Mobile Technology Enables Role Reversal - Geoforce

Mobile Technology Enables Role Reversal

Can you afford to lose visibility of this cargo’s location? For an hour? For a day? For a week? Of course, we all know the answer already: losing visibility into critical assets can mean losing even more: money, time, productivity, safety, sanity…

Mobile technologies are causing some interesting reversals for oil industry operational processes. Processes that inefficiently were managed in the field are now managed at corporate and processes that inefficiently were managed at corporate are now managed in the field. The results reflect examples of better information, faster execution, and better governance. Land-based oil exploration and production are increasingly adopting the complexion of “manufacturing” and with this a maturing mindset toward thinking strategically about how things get done. Mobile technologies are helping this happen.

Example #1 – I Need a Truck Right Now – Finding oil and producing it requires a lot of truck rolls. Truck rolls that take people, gravel, equipment, fluids, food, water, and spares to the planned well site and truck rolls that take all the same including, hopefully, oil away from the same location. A substantial portion of the well cost stems from logistical expense (15% to 20% of site prep, drilling and completion) for an event in the middle of nowhere that occurs one time (think of having to charter a plane to a remote location). Interestingly various logistics requisitions are managed in the field by (drilling foremen). The typical drilling foreman operates without the knowledge of the current logistical needs of other foremen around him and most times procures based on a personal relationship. By utilizing tools similar to Uber for oilfield, operators can develop a more holistic view of expected needs of several foremen and thus reduce the number of trips and number of miles in addition to aggregating purchasing.

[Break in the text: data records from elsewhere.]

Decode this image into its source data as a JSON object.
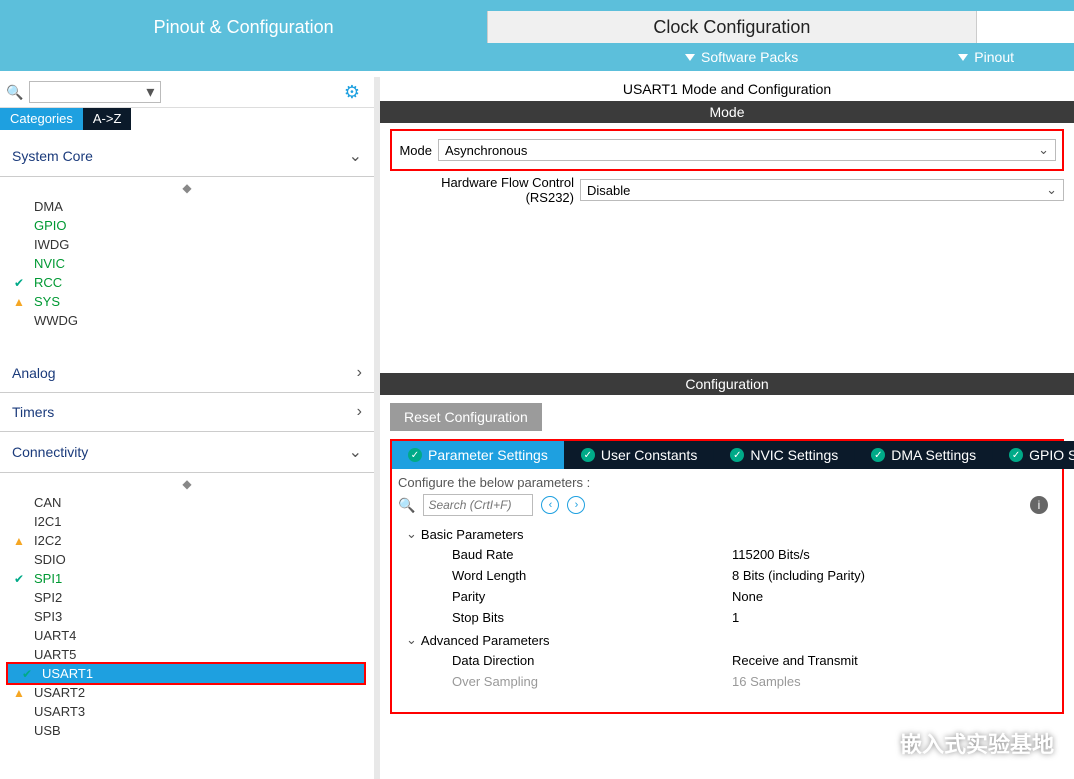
{
  "tabs": {
    "primary": [
      "Pinout & Configuration",
      "Clock Configuration",
      ""
    ],
    "sub": [
      "Software Packs",
      "Pinout"
    ]
  },
  "cat_tabs": [
    "Categories",
    "A->Z"
  ],
  "groups": {
    "system_core": {
      "label": "System Core",
      "items": [
        {
          "name": "DMA"
        },
        {
          "name": "GPIO",
          "color": "green"
        },
        {
          "name": "IWDG"
        },
        {
          "name": "NVIC",
          "color": "green"
        },
        {
          "name": "RCC",
          "color": "green",
          "status": "check"
        },
        {
          "name": "SYS",
          "color": "green",
          "status": "warn"
        },
        {
          "name": "WWDG"
        }
      ]
    },
    "analog": {
      "label": "Analog"
    },
    "timers": {
      "label": "Timers"
    },
    "connectivity": {
      "label": "Connectivity",
      "items": [
        {
          "name": "CAN"
        },
        {
          "name": "I2C1"
        },
        {
          "name": "I2C2",
          "status": "warn"
        },
        {
          "name": "SDIO"
        },
        {
          "name": "SPI1",
          "color": "green",
          "status": "check"
        },
        {
          "name": "SPI2"
        },
        {
          "name": "SPI3"
        },
        {
          "name": "UART4"
        },
        {
          "name": "UART5"
        },
        {
          "name": "USART1",
          "selected": true,
          "status": "ok-circle"
        },
        {
          "name": "USART2",
          "status": "warn"
        },
        {
          "name": "USART3"
        },
        {
          "name": "USB"
        }
      ]
    }
  },
  "right": {
    "title": "USART1 Mode and Configuration",
    "mode_header": "Mode",
    "mode_label": "Mode",
    "mode_value": "Asynchronous",
    "hwflow_label": "Hardware Flow Control (RS232)",
    "hwflow_value": "Disable",
    "config_header": "Configuration",
    "reset_btn": "Reset Configuration",
    "config_tabs": [
      "Parameter Settings",
      "User Constants",
      "NVIC Settings",
      "DMA Settings",
      "GPIO Settings"
    ],
    "config_caption": "Configure the below parameters :",
    "search_placeholder": "Search (CrtI+F)",
    "param_groups": [
      {
        "label": "Basic Parameters",
        "rows": [
          {
            "label": "Baud Rate",
            "value": "115200 Bits/s"
          },
          {
            "label": "Word Length",
            "value": "8 Bits (including Parity)"
          },
          {
            "label": "Parity",
            "value": "None"
          },
          {
            "label": "Stop Bits",
            "value": "1"
          }
        ]
      },
      {
        "label": "Advanced Parameters",
        "rows": [
          {
            "label": "Data Direction",
            "value": "Receive and Transmit"
          },
          {
            "label": "Over Sampling",
            "value": "16 Samples",
            "grey": true
          }
        ]
      }
    ]
  },
  "watermark": "嵌入式实验基地"
}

Example #2 – I Know At least One of These Bills is Wrong – Wells are planned centrally and built remotely. In developing a well, there is regularly a material difference between what was planned and what occurred. When a need differs from the plan, the parties must find a way to accurately agree that a change occurred and this results in different set of charges. Historically this was all done on paper and many times the paper method did not fully appreciate the complexity of the change. This resulted in oil companies getting undercharged and overcharged by service providers. Recognizing that this was the case oil companies and service providers employ legions of auditors to prove one way or another who was wrong and who was right. The numbers were big. Electronic field ticketing put the paper method on tablets and dispensed with the high volume of errors. Corporate can now safely rely on a field process to produce an accurate result.

*Our second post from Guest Blogger and Geoforce Board Member, Chip Davis.